During this time Rob had a recurrence of back trouble, though far less severe than before. Seth devoted several long sessions to an analysis of Rob’s condition and explained the reasons for the symptoms. They disappeared without medication, and we think that the knowledge Rob gained through these sessions was responsible. Earlier we had purchased a Kennedy rocker because of Rob’s back. He used to sit in it to take session notes and for a while it was the only chair in which he was comfortable. He no longer needed it when he recovered, and I got into the habit of using it. Much later, when I finally consented to sit down during sessions, it would be my favorite “Seth” chair.

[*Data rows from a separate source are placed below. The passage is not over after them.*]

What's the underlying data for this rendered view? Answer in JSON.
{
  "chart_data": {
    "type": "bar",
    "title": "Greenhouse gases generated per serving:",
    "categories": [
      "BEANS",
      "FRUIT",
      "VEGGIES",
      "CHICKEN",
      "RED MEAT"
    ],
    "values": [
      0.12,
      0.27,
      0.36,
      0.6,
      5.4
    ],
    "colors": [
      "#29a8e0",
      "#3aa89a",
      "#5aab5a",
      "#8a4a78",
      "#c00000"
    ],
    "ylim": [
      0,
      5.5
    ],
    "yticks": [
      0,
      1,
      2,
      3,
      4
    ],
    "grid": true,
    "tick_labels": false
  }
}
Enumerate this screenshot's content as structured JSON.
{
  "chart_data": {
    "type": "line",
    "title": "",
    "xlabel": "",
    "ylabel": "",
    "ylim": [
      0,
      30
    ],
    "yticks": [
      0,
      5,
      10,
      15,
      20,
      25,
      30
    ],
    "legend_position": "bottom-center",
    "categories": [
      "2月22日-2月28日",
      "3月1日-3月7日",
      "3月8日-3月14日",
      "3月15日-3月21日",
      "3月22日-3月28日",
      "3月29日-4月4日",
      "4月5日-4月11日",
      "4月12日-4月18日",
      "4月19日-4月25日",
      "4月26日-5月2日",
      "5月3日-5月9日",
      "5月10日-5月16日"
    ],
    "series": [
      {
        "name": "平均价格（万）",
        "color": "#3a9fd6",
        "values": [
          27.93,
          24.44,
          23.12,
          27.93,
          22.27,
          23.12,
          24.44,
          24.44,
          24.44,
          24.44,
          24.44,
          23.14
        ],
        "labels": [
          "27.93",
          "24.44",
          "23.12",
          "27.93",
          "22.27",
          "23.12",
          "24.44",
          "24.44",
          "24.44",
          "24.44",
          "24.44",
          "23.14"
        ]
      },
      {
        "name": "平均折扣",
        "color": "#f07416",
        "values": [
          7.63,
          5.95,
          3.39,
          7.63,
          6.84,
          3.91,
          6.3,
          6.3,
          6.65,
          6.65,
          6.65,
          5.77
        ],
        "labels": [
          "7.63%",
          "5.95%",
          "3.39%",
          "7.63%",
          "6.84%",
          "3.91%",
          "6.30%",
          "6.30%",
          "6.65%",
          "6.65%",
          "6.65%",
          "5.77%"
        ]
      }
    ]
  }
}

We quickly learned that Seth regarded physical symptoms as the outward materialization of inner dis-ease. He emphasized the importance of suggestion and the dangers of self-pity. He did tell us then that when one of us was ill, the other was not to offer excessive consolation and thereby reinforce the idea of sickness. In later sessions he would give some excellent material on maintaining good health. This will be covered in Chapter 13.

I’ve devoted some time and space to the early Seth sessions so that the reader could become acquainted with part of the material as it was given to us. Some of it seems so rudimentary to us now that it’s difficult to recall the amazement we felt at the time. It was the continuing sense of discovery and intellectual curiosity that led us on, and that finally resolved my own doubts.